In the next several months Microsoft expects to launch an experimental search site called Viveri, designed to allow the company's researchers to easily roll out new search ideas.
Currently, it's difficult for researchers to try out their ideas in the real world, said Robert Rounthwaite, software architect at Microsoft Research. He showed off Viveri on Tuesday in Redmond, Washington, at the company's annual TechFest event, where researchers demonstrate and discuss their latest developments.
Microsoft researchers working on new search technologies will be able to quickly and easily load their developments on Viveri and anyone in the public can try them out. After an initial spike in users, Rounthwaite expects that a regular set of technology enthusiasts will continue to use the site because they'll be interested in experimenting with new developments.
The site will serve Live Search results and is being built using Silverlight, Microsoft's technology for designing online user interfaces.
Rounthwaite expects that initial innovations will be rolled out in a staggered fashion, but he showed off a few that users can expect to see.
One technology aims to better deliver search results from vertical search engines. When a user types a search item into the field, a typical list of results pops up. But on the right hand side of the screen several boxes appear. Each box contains results from within a specific domain that is relevant to the search term. The domain could be, for instance, Amazon.com, Craigslist, Consumer Reports, or WebMD, depending on relevancy.
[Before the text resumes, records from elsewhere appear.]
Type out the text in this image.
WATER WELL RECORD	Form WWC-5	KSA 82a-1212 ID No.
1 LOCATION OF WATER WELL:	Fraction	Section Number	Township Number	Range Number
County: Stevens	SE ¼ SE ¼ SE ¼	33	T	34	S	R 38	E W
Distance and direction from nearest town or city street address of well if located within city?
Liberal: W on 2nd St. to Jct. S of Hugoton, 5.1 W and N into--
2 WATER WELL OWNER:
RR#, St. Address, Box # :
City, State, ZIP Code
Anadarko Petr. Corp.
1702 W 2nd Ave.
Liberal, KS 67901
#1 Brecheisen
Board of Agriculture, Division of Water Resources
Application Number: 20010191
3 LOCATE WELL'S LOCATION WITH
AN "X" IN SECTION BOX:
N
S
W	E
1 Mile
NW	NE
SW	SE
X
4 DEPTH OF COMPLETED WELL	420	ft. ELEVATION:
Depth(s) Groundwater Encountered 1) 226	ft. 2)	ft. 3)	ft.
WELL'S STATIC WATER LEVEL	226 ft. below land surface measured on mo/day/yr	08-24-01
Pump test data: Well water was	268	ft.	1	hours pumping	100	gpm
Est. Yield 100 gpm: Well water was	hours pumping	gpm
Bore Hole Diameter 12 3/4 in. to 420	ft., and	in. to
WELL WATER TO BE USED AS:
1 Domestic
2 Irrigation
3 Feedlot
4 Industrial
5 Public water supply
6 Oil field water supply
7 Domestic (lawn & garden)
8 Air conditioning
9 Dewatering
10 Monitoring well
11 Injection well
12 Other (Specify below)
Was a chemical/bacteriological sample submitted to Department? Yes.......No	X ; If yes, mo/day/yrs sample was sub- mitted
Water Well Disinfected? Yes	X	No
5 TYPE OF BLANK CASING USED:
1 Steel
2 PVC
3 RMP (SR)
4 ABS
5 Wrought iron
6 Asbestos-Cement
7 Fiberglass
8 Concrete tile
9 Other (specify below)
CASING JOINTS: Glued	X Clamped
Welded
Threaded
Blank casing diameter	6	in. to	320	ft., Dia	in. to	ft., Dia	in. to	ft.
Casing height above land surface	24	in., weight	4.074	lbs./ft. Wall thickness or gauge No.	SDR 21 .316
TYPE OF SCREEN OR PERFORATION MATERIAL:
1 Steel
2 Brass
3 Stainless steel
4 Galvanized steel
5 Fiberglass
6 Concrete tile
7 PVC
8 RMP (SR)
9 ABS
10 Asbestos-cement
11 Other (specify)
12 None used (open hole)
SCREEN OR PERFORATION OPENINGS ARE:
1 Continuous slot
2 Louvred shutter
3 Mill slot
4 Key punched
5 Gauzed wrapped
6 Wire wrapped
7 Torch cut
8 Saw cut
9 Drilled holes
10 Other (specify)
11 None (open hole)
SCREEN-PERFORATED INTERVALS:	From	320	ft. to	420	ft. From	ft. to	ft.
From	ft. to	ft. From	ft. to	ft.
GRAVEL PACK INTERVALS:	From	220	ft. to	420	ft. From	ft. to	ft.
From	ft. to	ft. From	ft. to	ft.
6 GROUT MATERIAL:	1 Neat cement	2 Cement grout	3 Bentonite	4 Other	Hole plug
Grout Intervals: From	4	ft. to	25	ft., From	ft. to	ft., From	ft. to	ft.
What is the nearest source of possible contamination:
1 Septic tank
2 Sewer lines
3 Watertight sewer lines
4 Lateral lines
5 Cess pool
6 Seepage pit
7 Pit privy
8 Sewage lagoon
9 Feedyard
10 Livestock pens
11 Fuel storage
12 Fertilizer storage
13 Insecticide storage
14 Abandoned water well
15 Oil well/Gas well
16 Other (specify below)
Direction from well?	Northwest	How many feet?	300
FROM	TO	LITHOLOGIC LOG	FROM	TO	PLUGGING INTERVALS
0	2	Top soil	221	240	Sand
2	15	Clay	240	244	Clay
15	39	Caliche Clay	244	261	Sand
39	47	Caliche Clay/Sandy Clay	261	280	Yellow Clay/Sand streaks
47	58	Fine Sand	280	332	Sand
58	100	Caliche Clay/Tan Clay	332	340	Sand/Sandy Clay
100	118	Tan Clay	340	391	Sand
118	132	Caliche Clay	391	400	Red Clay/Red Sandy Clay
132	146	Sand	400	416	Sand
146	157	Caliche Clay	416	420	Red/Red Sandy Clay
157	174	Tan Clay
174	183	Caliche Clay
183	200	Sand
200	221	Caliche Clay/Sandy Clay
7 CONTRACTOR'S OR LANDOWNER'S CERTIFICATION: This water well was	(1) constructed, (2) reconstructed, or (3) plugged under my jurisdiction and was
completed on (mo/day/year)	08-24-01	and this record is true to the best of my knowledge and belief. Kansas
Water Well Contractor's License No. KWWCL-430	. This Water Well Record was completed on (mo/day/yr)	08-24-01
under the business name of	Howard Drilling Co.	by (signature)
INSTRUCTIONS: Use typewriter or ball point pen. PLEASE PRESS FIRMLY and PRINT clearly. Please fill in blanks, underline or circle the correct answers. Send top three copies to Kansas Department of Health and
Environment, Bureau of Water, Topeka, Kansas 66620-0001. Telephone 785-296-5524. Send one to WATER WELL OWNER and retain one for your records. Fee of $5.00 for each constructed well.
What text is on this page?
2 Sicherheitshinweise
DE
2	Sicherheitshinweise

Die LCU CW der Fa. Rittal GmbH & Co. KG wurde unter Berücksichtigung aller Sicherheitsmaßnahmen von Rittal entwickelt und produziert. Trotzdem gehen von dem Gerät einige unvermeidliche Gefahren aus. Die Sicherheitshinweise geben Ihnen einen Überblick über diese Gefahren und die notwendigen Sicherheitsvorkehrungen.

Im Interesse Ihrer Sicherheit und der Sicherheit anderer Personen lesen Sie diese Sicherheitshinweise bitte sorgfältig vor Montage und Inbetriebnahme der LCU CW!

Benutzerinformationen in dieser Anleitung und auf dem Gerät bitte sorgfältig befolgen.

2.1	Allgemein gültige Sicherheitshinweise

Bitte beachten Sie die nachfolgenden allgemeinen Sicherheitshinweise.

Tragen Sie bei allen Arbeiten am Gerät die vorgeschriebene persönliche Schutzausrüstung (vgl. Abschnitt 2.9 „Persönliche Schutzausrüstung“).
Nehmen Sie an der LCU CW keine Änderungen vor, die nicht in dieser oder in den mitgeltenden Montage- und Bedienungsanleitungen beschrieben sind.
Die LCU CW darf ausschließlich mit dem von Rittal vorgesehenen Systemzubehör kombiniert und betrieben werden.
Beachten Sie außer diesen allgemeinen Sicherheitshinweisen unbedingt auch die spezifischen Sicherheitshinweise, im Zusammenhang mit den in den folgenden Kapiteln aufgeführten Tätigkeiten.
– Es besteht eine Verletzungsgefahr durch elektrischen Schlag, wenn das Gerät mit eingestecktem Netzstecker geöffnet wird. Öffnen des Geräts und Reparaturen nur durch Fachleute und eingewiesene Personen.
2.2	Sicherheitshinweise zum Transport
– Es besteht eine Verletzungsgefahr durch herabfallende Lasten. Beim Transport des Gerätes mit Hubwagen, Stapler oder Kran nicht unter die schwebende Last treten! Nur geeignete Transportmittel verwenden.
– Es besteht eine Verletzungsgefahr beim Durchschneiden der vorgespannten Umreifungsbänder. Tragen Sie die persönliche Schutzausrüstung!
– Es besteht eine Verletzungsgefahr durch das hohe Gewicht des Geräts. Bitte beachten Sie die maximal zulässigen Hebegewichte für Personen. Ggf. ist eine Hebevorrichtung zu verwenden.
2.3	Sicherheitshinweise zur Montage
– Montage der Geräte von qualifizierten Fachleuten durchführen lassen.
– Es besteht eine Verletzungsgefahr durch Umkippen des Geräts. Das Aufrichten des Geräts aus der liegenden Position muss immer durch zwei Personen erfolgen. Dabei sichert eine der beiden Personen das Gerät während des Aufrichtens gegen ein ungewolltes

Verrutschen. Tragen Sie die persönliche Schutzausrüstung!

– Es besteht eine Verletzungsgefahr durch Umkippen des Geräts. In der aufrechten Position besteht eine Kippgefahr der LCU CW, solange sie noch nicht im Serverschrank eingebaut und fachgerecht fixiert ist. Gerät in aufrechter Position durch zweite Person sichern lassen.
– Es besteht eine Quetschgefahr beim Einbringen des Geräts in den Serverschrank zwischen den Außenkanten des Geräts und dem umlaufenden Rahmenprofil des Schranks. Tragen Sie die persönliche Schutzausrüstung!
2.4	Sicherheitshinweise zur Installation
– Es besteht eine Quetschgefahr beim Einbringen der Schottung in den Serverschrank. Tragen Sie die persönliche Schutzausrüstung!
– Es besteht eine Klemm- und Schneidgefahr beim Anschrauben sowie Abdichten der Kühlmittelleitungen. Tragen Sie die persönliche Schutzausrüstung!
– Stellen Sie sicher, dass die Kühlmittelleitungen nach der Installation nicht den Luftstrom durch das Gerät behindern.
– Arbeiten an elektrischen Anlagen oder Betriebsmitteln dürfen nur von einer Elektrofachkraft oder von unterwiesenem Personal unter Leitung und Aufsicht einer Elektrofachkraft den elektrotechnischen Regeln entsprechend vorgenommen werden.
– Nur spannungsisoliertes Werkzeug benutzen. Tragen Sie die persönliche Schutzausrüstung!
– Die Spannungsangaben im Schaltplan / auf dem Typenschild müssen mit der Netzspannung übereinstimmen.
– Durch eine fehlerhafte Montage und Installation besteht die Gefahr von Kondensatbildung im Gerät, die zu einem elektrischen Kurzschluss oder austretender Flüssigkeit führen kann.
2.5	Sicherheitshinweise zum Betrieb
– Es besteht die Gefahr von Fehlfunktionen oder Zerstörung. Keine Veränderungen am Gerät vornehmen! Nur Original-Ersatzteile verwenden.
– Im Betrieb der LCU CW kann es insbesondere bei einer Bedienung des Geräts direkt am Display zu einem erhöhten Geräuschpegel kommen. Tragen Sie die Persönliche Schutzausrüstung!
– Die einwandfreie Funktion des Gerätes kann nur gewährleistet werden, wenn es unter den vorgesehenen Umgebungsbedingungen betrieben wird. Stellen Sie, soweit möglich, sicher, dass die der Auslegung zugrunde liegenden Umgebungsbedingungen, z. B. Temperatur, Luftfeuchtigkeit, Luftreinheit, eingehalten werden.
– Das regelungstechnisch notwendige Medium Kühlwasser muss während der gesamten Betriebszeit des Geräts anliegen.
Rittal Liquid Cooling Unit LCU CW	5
One problem with that idea is that some of those sites don't use standard query mechanisms so Microsoft can't return results. Rounthwaite optimistically said that if the sites knew that Microsoft was hoping to deliver such information, they'd make the necessary changes to be included.
Another test feature is a box that appears at the top of the right column that includes related search terms scattered around the box in bold multicolored text. Microsoft hopes that users will be more apt to see and click on those terms than if they were arranged in a simple list.
The researchers are also working on a new take on the "similar pages" link that appears in Google search results. Rather than using that vague description, the researchers have developed a way to display a more specific phrase. For example, if a user searches for "Disney," rather than seeing a link to similar pages, the user will see specific search phrases like "Disneyland" in highlighted text. Clicking on that word will bring up a new search specific to Disneyland.
Rounthwaite couldn't say specifically when the site will go live, but he said he expects it to launch some time this summer.